Y-a-t-il une vie avant la mort ?

Sandrine Bélier, Allain Bougrain-Dubourg, Cécile Duflot et Pierre Rabhi aux Journées d’été des Verts/Europe Écologie de Nîmes en 2009

De la maternelle à l’Université on est enfermé, on appelle ça un bahut, tout le monde travaille dans des boites, des petites, des grandes boites, pour aller s’amuser on va aussi en boite, on y va avec sa caisse, et puis vous avez la dernière boite où on stocke les vieux, en attendant la dernière boite que je vous laisse deviner. Voilà pourquoi je me pose la question  » Existe-t-il une vie avant la mort ? »

Cet enfermement, qu’il n’hésite pas à qualifier d’incarcération, ne pouvait qu’interroger très tôt l’homme du désert qu’est Pierre Rabhi. Qui ne le connaîtrait pas encore découvrira le résumé de sa biographie qu’il en fait lui-même en début de cette vidéo que nous proposons. Elle fut enregistrée à Paris, dans le cadre de Ted-x, en janvier 2011, et dure donc les 18 minutes habituelles.

D’autres se souviendront qu’il fut poussé par son entourage à se présenter aux élections présidentielles de 2002, du moins pour une pré-campagne où il n’obtint que 184 parrainages d’élus, ce qui donna naissance au Mouvement Appel pour une insurrection des consciences (MAPIC). On ne s’étonnera pas qu’il ait fait partie du comité éditorial du mensuel La Décroissance et soit vice- président de l’association Kokopelli qui œuvre pour la protection des semences et la biodiversité. Mais là ne serait qu’une infime part de ses réalisations en divers endroits du globe depuis 1978, et ne montrerait qu’une facette de ce personnage en qui nombreux s’accordent à voir « un exemple vivant ». (voir la page qui lui est consacrée sur Wikipedia)

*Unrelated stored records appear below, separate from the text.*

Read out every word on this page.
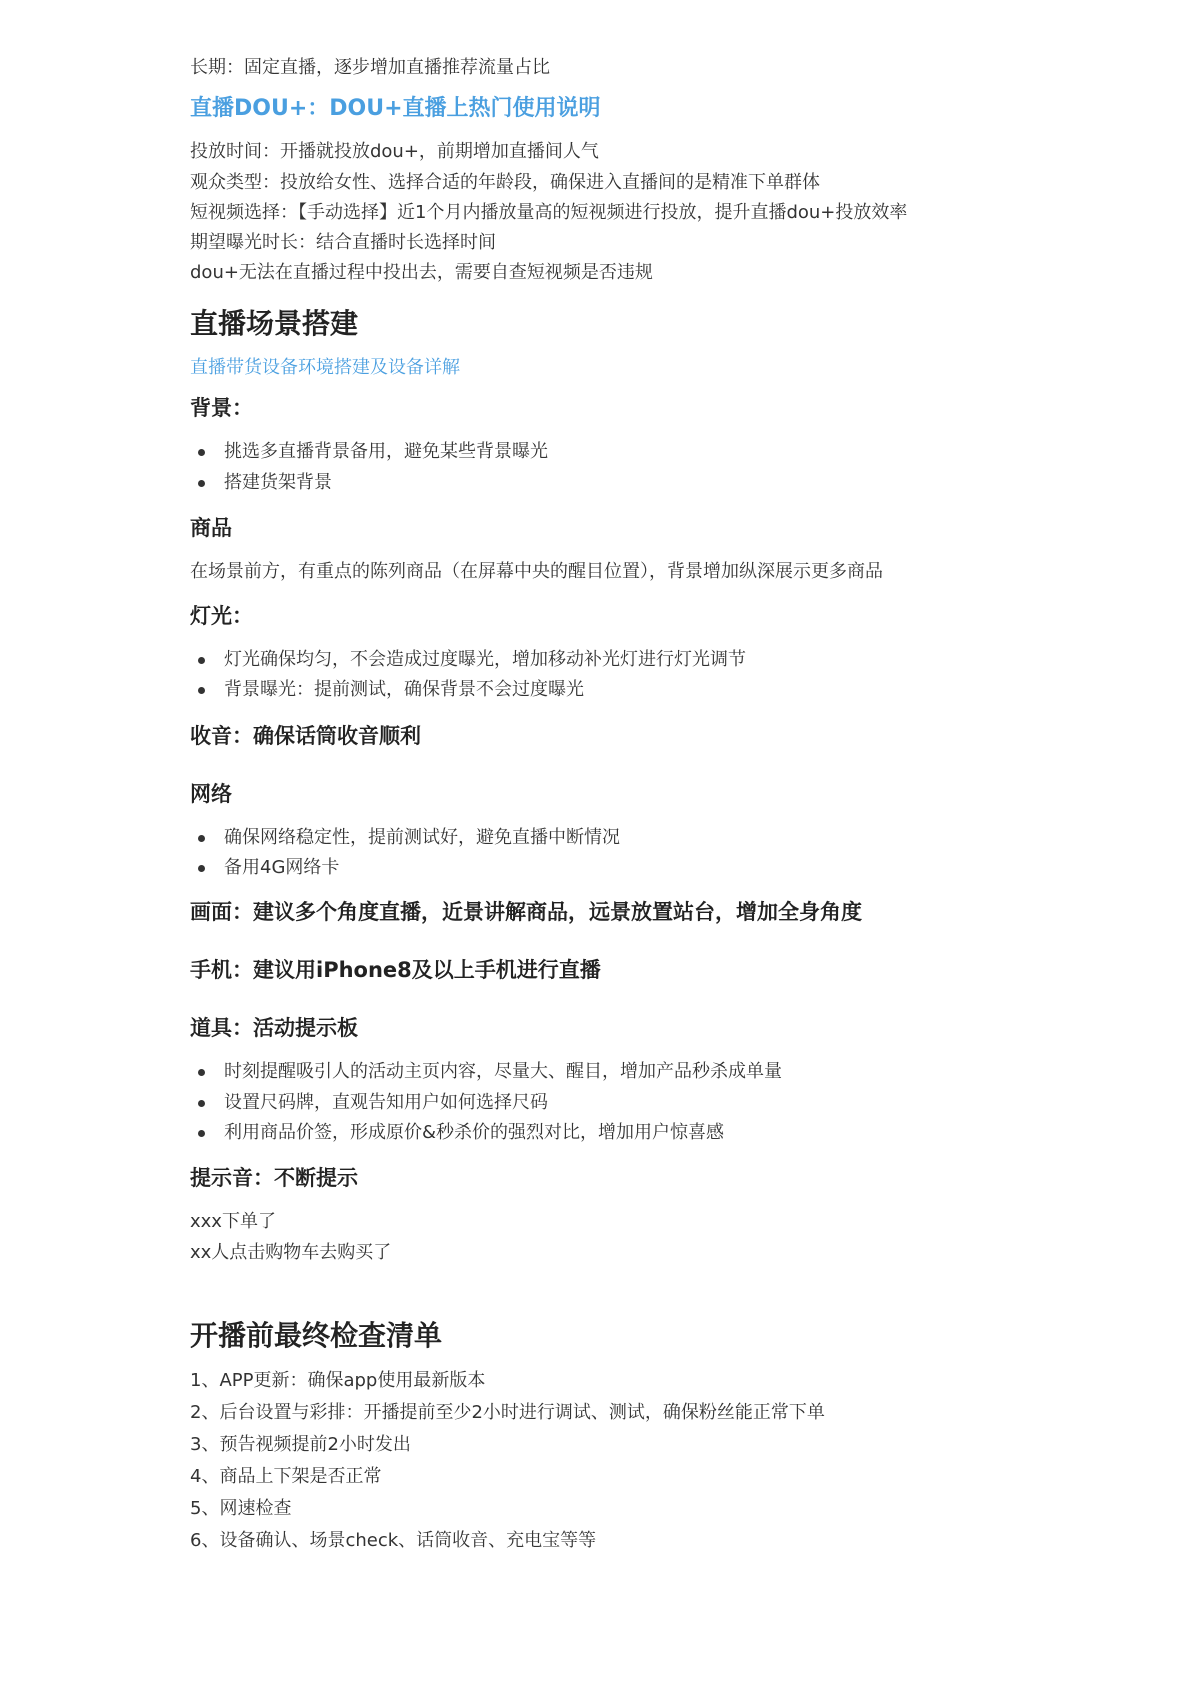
长期：固定直播，逐步增加直播推荐流量占比
直播DOU+：DOU+直播上热门使用说明
投放时间：开播就投放dou+，前期增加直播间人气
观众类型：投放给女性、选择合适的年龄段，确保进入直播间的是精准下单群体
短视频选择：【手动选择】近1个月内播放量高的短视频进行投放，提升直播dou+投放效率
期望曝光时长：结合直播时长选择时间
dou+无法在直播过程中投出去，需要自查短视频是否违规
直播场景搭建
直播带货设备环境搭建及设备详解
背景：
挑选多直播背景备用，避免某些背景曝光
搭建货架背景
商品
在场景前方，有重点的陈列商品（在屏幕中央的醒目位置），背景增加纵深展示更多商品
灯光：
灯光确保均匀，不会造成过度曝光，增加移动补光灯进行灯光调节
背景曝光：提前测试，确保背景不会过度曝光
收音：确保话筒收音顺利
网络
确保网络稳定性，提前测试好，避免直播中断情况
备用4G网络卡
画面：建议多个角度直播，近景讲解商品，远景放置站台，增加全身角度
手机：建议用iPhone8及以上手机进行直播
道具：活动提示板
时刻提醒吸引人的活动主页内容，尽量大、醒目，增加产品秒杀成单量
设置尺码牌，直观告知用户如何选择尺码
利用商品价签，形成原价&秒杀价的强烈对比，增加用户惊喜感
提示音：不断提示
xxx下单了
xx人点击购物车去购买了
开播前最终检查清单
1、APP更新：确保app使用最新版本
2、后台设置与彩排：开播提前至少2小时进行调试、测试，确保粉丝能正常下单
3、预告视频提前2小时发出
4、商品上下架是否正常
5、网速检查
6、设备确认、场景check、话筒收音、充电宝等等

Le site Arrêt sur Image a profité de l’été 2012 pour lui consacrer une émission à domicile (c’est réservé aux abonnés mais des extraits sont déjà disponibles sur la Toile) et ce sera notre troisième volet sémaphorien consacré à ces « Voix alternatives ».

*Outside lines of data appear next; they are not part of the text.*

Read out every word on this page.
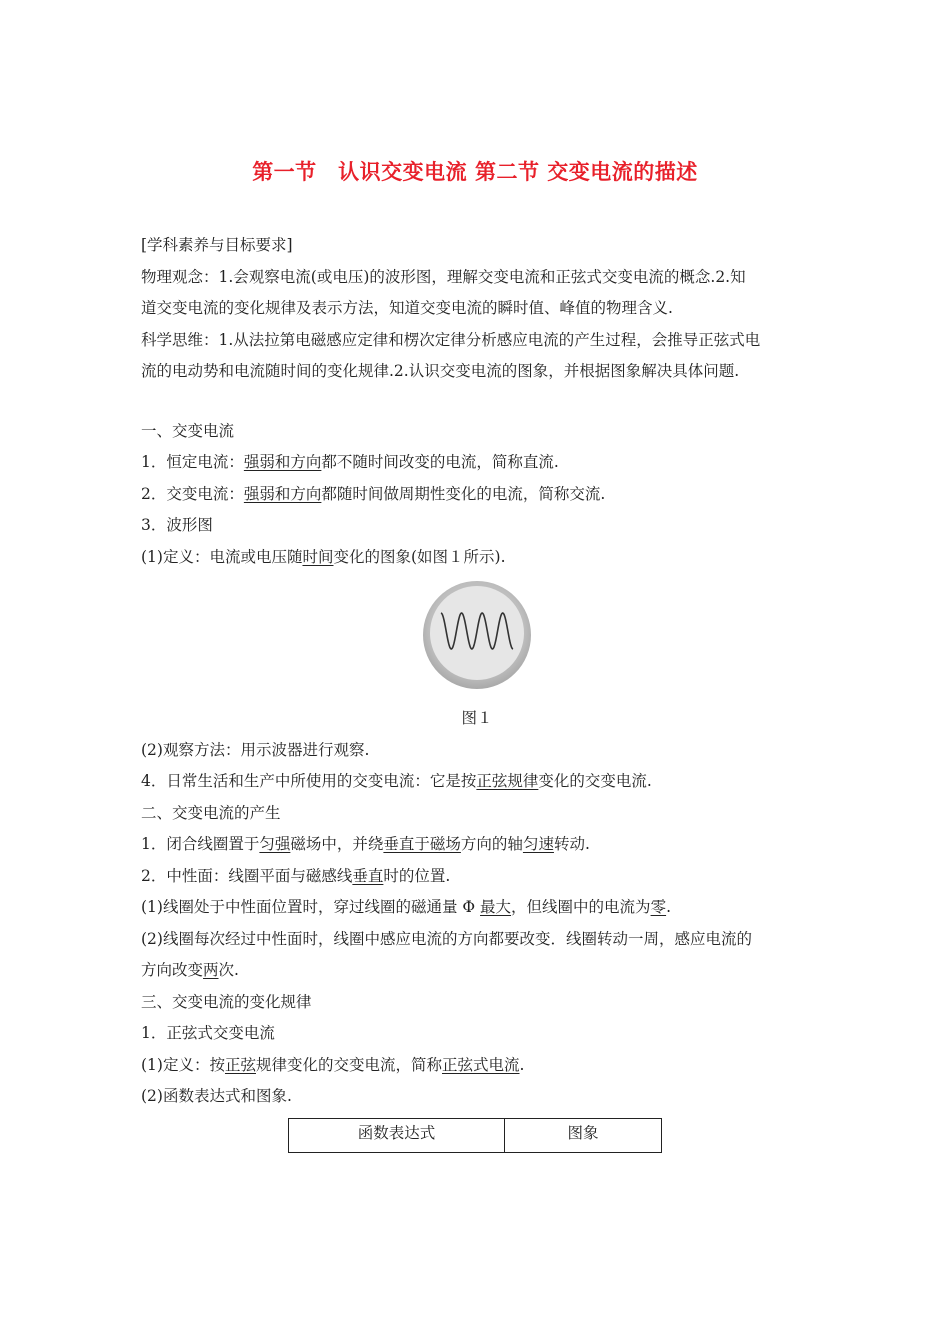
第一节　认识交变电流 第二节 交变电流的描述

[学科素养与目标要求]

物理观念：1.会观察电流(或电压)的波形图，理解交变电流和正弦式交变电流的概念.2.知

道交变电流的变化规律及表示方法，知道交变电流的瞬时值、峰值的物理含义.

科学思维：1.从法拉第电磁感应定律和楞次定律分析感应电流的产生过程，会推导正弦式电

流的电动势和电流随时间的变化规律.2.认识交变电流的图象，并根据图象解决具体问题.

一、交变电流

1．恒定电流：强弱和方向都不随时间改变的电流，简称直流.

2．交变电流：强弱和方向都随时间做周期性变化的电流，简称交流.

3．波形图

(1)定义：电流或电压随时间变化的图象(如图１所示).

图１

(2)观察方法：用示波器进行观察.

4．日常生活和生产中所使用的交变电流：它是按正弦规律变化的交变电流.

二、交变电流的产生

1．闭合线圈置于匀强磁场中，并绕垂直于磁场方向的轴匀速转动.

2．中性面：线圈平面与磁感线垂直时的位置.

(1)线圈处于中性面位置时，穿过线圈的磁通量 Φ 最大，但线圈中的电流为零.

(2)线圈每次经过中性面时，线圈中感应电流的方向都要改变．线圈转动一周，感应电流的

方向改变两次.

三、交变电流的变化规律

1．正弦式交变电流

(1)定义：按正弦规律变化的交变电流，简称正弦式电流.

(2)函数表达式和图象.

函数表达式	图象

« Les alternatives ? Vous pouvez manger bio, recycler votre eau, vous chauffer au solaire… et exploiter votre prochain, ce n’est pas incompatible, ce ne sont pas des alternatives. » dit encore Pierre Rabhi avant de conclure que si nous ne plaçons pas d’urgence l’humain et la nature au centre de nos actions, alors « il y a de fortes chances pour que notre espèce ne soit qu’un accident ».